During the period of Frankish rule, Chalkida was called Negreponte, a name probably derived from a corruption of the Greek Egripos or Evripos. Its strategic position for the conduct of trade in the Aegean and the wider area of the Eastern Mediterranean meant that often in its history it became an apple of strife between many conquerors.

Contact between the town and the Westerners go back to the Byzantine period, when emperors of the Komnenian dynasty (Alexios I, John II and Manuel I), granted commercial privileges to the Venetians. In 1205, shortly after the capture of Constantinople by the Crusaders, Boniface of Montferrat, the ruler of the Latin kingdom of Thessaloniki, captured Euboea on his way to the Peloponnese. Boniface divided the island into three fiefs, which he granted to three terzieri or triarchs, who were knights from Verona (Ravanno dalle Carceri, Percoraro de Mercanuovo and Giberto dalle Carceri). In this way the island was divided into three parts, excluding Chalkida, which was jointly owned by all three.

After the recapture of Constantinople (1261), Michael VIII Palaiologos entered into an agreement with the Genoese in order to confront the Franks and Venetians. This agreement did not produce the anticipated results. Relations between the Byzantines and the Venetians were regulated by treaties in 1302 and 1310, according to which Chalkida remained a Venetian possession, while south Euboea belonged to the Ghisi family and the north of the island to the dalle Carceri. After 1390 the Venetians were the sole rulers of the whole of the island. The Byzantines thus finally departed, while at the same time the Ottoman Turks began to make their presence strongly felt. They finally captured Chalkida in 1470 under Mohamed II.


Chalkida was the seat of an Orthodox bishopric, but after 1261 Negreponte became the seat of the Latin Patriarchate.1 Because of its strategic and commercial significance, the Venetian part of the town was fortified in 1303 by Francesco Dandolo.2 Very few traces of these walls have survived, since Mohamed II destroyed a large part of the town when he captured it.
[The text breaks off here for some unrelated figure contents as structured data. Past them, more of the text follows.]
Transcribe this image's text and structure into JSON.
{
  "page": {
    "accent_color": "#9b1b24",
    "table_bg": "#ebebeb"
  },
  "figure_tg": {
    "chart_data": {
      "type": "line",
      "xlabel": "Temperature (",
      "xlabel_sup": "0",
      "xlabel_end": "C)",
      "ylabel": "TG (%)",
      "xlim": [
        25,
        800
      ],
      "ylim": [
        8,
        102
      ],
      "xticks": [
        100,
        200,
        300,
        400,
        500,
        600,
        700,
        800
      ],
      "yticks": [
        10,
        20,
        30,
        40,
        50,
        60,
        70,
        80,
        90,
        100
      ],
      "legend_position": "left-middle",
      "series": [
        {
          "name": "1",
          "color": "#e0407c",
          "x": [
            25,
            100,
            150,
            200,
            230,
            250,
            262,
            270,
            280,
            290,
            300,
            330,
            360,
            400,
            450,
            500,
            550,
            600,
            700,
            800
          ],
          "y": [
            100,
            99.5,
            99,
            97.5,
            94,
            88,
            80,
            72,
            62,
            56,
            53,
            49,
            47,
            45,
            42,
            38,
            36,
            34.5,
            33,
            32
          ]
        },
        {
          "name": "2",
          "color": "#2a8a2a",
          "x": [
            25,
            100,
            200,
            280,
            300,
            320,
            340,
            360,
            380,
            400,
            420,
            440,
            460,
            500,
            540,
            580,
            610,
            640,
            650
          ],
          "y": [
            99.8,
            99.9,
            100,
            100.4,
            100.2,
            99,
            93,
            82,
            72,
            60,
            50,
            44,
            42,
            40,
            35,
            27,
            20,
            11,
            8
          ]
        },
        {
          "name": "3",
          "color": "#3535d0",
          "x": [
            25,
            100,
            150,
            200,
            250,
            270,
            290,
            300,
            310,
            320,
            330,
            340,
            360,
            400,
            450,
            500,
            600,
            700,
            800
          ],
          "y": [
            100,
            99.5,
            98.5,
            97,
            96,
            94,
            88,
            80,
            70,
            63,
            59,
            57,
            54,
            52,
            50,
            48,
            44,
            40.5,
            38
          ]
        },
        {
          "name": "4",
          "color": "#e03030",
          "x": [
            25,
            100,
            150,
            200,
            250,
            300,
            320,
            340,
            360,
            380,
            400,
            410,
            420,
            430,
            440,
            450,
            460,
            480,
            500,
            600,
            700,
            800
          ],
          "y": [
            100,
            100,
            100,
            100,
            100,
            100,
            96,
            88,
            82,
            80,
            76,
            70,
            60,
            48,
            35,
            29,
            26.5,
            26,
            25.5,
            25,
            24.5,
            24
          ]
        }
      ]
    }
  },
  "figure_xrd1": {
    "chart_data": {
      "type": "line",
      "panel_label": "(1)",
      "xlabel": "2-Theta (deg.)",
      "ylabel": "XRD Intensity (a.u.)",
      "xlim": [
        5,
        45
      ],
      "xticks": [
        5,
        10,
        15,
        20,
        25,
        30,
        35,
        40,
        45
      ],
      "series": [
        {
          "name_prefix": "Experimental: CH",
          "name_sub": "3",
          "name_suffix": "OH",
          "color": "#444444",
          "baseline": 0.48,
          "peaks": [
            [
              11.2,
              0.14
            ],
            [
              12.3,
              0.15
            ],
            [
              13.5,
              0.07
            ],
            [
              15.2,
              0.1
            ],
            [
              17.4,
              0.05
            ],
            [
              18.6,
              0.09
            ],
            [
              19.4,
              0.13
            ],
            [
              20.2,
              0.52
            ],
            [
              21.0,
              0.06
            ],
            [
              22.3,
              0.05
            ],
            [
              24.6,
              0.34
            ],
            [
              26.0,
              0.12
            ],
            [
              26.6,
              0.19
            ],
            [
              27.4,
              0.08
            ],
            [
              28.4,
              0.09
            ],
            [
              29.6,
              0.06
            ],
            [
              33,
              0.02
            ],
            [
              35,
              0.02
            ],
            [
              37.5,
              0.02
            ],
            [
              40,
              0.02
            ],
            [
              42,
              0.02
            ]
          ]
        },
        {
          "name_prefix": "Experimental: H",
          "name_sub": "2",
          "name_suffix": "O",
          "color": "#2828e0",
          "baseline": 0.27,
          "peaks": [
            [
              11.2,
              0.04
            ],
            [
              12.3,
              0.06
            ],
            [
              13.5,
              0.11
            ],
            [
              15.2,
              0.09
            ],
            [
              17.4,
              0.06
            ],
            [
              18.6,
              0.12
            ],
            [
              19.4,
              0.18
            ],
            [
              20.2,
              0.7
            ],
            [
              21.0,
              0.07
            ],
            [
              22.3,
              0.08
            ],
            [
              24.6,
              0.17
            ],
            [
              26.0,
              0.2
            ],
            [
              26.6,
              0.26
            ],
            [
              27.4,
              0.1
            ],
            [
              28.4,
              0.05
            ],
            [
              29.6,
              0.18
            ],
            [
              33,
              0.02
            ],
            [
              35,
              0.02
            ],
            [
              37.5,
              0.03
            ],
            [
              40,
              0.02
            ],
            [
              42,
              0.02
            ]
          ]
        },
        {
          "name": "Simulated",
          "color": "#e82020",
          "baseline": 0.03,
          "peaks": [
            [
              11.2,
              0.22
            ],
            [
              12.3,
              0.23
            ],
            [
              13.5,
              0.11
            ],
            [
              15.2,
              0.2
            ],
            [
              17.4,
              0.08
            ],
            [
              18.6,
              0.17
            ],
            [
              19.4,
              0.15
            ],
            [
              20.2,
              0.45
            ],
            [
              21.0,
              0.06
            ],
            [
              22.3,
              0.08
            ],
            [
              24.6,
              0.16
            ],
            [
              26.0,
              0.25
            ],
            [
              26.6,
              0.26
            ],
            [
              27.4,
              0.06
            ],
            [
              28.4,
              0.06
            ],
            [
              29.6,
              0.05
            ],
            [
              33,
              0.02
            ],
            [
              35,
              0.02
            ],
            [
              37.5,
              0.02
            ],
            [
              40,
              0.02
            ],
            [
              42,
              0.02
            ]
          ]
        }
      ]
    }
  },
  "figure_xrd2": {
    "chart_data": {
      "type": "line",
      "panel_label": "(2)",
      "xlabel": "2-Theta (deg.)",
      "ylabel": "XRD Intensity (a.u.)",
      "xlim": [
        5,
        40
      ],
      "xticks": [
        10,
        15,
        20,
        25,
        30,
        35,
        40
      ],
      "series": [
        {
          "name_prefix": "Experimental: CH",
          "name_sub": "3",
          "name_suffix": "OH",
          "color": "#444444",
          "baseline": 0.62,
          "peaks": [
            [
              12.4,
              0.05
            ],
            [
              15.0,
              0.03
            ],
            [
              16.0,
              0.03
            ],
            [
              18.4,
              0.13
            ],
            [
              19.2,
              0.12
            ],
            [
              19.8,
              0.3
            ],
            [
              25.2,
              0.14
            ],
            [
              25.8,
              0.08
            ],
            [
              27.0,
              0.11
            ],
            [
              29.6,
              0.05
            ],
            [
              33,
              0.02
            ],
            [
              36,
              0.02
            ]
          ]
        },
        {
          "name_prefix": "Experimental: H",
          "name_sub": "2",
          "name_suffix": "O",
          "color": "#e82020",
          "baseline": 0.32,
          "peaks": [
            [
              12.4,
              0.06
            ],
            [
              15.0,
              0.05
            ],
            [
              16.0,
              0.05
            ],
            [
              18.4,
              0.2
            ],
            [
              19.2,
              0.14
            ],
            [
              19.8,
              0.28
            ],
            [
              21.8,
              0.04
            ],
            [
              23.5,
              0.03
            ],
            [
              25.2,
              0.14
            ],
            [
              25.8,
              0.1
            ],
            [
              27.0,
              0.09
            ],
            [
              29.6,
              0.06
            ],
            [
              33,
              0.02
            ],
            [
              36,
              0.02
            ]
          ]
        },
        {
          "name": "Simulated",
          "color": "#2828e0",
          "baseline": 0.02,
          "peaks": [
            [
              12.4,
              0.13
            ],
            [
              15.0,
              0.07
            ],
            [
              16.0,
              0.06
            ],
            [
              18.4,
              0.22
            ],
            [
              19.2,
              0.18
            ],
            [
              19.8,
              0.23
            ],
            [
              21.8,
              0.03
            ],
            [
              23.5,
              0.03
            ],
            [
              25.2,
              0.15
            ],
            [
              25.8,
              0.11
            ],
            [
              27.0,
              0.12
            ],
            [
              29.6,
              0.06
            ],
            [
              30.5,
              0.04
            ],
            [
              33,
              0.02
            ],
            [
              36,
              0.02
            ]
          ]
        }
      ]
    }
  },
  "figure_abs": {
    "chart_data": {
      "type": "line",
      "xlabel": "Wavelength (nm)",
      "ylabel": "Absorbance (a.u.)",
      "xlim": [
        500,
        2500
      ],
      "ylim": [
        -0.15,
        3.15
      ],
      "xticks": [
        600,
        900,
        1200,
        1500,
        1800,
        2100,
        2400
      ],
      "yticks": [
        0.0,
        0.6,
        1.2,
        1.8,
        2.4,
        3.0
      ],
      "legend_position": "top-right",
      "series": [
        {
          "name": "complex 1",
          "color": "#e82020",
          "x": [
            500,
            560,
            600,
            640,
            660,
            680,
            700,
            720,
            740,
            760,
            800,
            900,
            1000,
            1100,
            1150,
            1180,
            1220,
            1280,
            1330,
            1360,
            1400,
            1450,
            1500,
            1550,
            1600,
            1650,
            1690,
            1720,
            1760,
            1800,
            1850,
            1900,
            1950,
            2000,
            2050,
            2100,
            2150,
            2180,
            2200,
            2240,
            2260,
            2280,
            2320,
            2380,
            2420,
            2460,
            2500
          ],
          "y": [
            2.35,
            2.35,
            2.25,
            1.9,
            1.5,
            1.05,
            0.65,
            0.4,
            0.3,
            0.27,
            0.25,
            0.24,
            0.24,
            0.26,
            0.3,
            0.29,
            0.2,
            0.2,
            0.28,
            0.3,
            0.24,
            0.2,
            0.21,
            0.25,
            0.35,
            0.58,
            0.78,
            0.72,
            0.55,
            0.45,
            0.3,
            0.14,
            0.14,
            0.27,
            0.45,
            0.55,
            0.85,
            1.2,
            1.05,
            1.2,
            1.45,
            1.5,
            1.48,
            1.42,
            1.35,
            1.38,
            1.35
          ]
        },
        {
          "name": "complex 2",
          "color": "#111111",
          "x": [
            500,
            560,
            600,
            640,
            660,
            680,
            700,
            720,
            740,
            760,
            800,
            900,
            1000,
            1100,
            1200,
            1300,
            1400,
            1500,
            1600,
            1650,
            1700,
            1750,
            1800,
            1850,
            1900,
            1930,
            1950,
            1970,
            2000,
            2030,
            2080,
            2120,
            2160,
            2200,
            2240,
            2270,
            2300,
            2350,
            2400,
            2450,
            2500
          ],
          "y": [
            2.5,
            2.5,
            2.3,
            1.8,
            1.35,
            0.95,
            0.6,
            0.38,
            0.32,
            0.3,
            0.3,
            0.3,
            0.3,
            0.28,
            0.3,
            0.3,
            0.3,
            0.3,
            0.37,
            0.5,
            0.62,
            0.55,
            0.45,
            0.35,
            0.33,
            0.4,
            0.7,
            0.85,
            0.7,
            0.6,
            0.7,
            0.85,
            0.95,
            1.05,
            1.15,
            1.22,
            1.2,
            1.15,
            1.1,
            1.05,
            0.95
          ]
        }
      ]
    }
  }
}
Negreponte certainly had several Catholic churches, but most scholars are agreed that Ayia Paraskevi was the most important. According to the modern scholar J. Koder, it was not a parish church but a cathedral. If this is true, the residence still preserved opposite the church under examination has wrongly been considered the palace of the Venetian Baïlos and should be attributed to the Latin Patriarchate. Over the entrance to the house is a symbol of St Mark, but the façade is of a Renaissance style of the 15th century, a period later then the erection of Ayia Paraskevi.